Estando en la feria del libro de Madrid el pasado domingo 28 de mayo, vi que un hombre, muy interesado, cogía un libro del expositor de una de las casetas. Entonces el librero, muy atento, le dice que es una novela histórica ambientada en el Egipto de los faraones, con lo cual el individuo hizo un gesto feo y violento de rechazo, despreciando el género de la novela en beneficio del ensayo. Al verlo no pude dejar de intervenir, ya sabéis que lo mío es la filosofía contracorriente, con lo cual me dirigí al caballero y le dije con voz alta y clara: «Permítame un consejo; yo de usted no despreciaría la novela histórica. Una buena novela está bien documentada y todo lo que dice sobre la época, las costumbres, las ideas y los sueños de esa cultura y ese tiempo son ciertas. El argumento solo es un pretexto para introducirnos en ese mundo y permitir que lo vivamos a través de los personajes; no tiene nada que envidiar a un ensayo». El señor me miró algo consternado, y es que no es muy común que alguien intervenga en esas lides. Entonces hizo un gesto forzado de sonrisa y asintiendo levemente con la cabeza, pero sin creerse nada de lo que le había dicho, desapareció entre el gentío.
Miré al librero, que me sonreía visiblemente satisfecho y le dije: ¡Si Unamuno levantara la cabeza!

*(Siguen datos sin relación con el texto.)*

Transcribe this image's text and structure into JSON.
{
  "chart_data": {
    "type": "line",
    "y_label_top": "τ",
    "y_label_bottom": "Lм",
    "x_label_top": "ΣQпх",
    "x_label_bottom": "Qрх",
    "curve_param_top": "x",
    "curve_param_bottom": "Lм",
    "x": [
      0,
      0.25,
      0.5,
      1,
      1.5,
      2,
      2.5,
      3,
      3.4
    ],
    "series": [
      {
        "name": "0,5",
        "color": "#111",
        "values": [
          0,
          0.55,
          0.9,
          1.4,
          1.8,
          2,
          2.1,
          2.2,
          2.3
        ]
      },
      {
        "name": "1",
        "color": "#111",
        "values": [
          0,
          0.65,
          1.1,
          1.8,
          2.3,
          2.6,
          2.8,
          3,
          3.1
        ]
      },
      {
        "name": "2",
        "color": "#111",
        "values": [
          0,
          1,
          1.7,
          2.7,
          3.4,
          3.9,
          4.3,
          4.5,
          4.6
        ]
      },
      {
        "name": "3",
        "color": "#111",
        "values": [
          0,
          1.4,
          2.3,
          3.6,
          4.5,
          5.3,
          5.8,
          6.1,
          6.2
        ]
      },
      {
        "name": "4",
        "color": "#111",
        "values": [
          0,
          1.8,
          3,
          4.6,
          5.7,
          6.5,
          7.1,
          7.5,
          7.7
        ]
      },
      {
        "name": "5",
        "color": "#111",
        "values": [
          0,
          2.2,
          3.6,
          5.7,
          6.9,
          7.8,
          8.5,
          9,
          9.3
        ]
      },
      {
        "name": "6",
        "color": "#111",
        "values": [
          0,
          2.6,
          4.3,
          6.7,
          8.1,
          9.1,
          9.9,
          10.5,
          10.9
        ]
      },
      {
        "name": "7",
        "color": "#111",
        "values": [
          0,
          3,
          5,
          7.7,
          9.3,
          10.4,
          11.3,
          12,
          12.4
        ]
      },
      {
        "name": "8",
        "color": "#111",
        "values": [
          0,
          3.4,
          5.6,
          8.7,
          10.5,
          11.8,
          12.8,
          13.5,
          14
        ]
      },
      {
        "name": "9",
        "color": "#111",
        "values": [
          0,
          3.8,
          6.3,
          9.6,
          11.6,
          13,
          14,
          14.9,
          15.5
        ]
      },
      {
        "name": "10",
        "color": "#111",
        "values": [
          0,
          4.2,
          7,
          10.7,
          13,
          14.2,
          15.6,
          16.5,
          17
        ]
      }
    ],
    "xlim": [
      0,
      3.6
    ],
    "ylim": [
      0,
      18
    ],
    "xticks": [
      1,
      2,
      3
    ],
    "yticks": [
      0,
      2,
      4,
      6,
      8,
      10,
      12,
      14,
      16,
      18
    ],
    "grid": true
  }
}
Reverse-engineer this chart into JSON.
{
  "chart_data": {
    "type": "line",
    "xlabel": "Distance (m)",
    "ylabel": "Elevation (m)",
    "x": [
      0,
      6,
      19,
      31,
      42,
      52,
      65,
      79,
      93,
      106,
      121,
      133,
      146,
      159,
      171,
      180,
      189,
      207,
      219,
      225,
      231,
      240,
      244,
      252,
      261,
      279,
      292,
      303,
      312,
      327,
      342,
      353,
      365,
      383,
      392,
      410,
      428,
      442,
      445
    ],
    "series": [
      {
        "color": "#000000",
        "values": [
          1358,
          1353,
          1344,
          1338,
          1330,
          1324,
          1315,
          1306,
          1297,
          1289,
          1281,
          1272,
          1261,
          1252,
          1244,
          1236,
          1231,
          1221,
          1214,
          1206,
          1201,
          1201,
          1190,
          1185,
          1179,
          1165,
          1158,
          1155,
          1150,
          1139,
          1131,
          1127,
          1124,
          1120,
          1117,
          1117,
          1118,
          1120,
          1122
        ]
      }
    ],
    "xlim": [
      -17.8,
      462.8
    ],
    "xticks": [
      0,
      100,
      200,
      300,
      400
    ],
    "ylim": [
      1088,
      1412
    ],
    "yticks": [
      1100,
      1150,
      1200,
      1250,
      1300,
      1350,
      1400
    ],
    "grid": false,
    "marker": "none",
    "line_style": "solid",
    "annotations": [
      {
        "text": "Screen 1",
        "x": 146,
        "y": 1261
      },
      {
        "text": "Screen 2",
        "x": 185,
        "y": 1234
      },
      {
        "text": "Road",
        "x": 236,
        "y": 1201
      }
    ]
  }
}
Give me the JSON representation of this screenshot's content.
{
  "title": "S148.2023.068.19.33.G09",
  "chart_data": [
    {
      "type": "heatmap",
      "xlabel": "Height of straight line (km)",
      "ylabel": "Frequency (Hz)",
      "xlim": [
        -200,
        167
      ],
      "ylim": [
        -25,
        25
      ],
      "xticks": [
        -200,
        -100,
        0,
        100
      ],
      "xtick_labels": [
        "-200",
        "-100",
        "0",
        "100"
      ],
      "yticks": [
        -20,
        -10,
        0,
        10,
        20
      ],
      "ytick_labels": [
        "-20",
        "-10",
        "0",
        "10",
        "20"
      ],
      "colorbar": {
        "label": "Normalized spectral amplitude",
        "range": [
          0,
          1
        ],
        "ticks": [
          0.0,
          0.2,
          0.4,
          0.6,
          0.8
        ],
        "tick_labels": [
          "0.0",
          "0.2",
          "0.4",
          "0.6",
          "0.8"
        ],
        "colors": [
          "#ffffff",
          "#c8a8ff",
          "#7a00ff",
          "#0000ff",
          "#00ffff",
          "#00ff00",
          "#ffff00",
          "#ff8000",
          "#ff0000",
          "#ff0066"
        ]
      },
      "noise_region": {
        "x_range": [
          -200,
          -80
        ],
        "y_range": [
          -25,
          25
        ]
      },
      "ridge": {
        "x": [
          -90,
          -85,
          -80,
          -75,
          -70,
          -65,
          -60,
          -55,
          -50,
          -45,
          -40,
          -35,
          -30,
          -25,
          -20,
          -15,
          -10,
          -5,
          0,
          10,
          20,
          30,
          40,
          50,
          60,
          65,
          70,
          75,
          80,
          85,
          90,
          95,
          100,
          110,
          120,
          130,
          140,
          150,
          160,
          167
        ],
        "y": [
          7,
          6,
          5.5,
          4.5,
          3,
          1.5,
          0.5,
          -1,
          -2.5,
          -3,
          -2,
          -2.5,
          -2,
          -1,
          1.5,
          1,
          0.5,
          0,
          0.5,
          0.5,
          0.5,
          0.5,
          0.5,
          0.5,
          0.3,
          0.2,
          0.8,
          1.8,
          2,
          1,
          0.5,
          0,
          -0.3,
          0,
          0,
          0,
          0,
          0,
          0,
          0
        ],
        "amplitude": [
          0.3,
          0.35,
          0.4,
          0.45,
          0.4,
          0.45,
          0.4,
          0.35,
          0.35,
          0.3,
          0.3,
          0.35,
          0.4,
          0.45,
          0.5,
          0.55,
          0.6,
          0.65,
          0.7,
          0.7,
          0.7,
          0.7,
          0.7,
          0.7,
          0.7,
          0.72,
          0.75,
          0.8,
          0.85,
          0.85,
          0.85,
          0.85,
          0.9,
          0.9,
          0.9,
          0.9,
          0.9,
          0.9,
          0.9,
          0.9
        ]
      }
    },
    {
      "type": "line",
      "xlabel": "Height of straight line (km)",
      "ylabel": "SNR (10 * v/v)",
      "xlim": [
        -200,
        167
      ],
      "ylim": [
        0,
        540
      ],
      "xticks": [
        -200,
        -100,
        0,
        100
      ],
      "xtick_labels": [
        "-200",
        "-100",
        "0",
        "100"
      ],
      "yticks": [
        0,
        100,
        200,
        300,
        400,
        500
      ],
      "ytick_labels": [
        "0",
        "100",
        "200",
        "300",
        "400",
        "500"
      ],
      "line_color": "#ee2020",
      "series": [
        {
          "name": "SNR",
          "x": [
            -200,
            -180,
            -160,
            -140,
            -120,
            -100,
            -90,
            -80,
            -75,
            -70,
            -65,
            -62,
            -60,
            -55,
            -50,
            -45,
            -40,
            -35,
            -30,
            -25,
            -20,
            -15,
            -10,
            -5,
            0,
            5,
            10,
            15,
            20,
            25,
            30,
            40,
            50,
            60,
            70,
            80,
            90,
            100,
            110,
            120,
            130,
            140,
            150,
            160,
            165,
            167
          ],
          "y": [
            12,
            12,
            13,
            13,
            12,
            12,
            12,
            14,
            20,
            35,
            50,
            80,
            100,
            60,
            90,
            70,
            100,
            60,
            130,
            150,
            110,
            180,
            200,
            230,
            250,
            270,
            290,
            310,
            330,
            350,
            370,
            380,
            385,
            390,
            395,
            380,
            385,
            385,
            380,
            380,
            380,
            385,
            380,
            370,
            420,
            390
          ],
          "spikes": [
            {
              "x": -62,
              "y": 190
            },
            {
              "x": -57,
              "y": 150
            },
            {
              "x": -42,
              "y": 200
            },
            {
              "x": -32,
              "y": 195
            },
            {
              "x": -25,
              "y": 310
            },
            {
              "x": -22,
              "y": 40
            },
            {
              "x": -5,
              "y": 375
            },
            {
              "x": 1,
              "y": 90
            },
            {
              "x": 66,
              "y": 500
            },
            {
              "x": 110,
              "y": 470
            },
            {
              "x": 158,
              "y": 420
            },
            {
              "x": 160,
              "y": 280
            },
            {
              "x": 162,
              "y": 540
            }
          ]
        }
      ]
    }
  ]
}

Y es que recuerdo haber leído que nadie como él defiende el vehículo literario de la novela. La novela nos permite identificarnos con los personajes, vivir en ellos, pensar y sentir con ellos, y nada puede superar a las enseñanzas que aprendemos de la vida porque estas se graban a fuego en nuestra conciencia. Cierto que la novela no es exactamente la vida, pero muchas veces se le parece si nos entregamos con pasión a ella, y otras tantas, esas lecturas inspiran a su vez nuestra vida real.
El ensayo está muy bien… y la novela también.